Days after authority collapsed, residents set up a local council. They said they avoided terms like popular and revolutionary because they smacked of Colonel Qaddafi’s statements. Of its six members, one is from a group called the Youth of February 17, the date people have given the uprising here. Two others are Muslim clerics, one a professor of agriculture and another a businessman. It is led by Mustafa Abdel-Jalil, a former justice minister from Bayda acclaimed as a transitional leader who is now in Benghazi.

Answering to it are impromptu committees for everything from security to education, though schools remain closed here. Underneath a tent in Bayda’s downtown, organizers added more names to a list of 750 volunteers, who identified themselves as everything from students to a tank gunner. Detachments have tried to collect trash every morning. Others have organized aid from Egyptian relief convoys crossing the border.

Even the volunteers, though, seemed overwhelmed at the task of running a city.
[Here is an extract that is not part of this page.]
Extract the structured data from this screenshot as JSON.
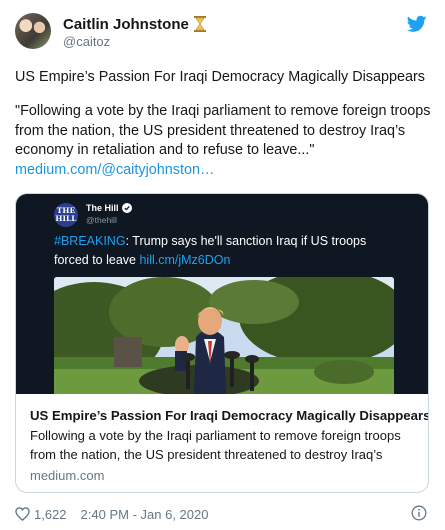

Most of them on this day sipped tea, chatted and watched a television set up at the tent.

“We’re in a transition and in that, there’s going to be chaos,” said Mr. Bughrara’s brother, Ahmed, an engineer. “But what we had before was organized chaos.”

As he spoke, another volunteer interrupted.

“We’re still waiting for Tripoli to be liberated,” he shouted.

In the aftermath of the American invasion of Iraq in 2003, there was anger at the occupation tinged with shame that destinies in the hands of a dictator were now determined by an invader. The experiences in Egypt, Tunisia and Libya have unleashed a far different energy, indigenous narratives written with the pride of people running their own lives.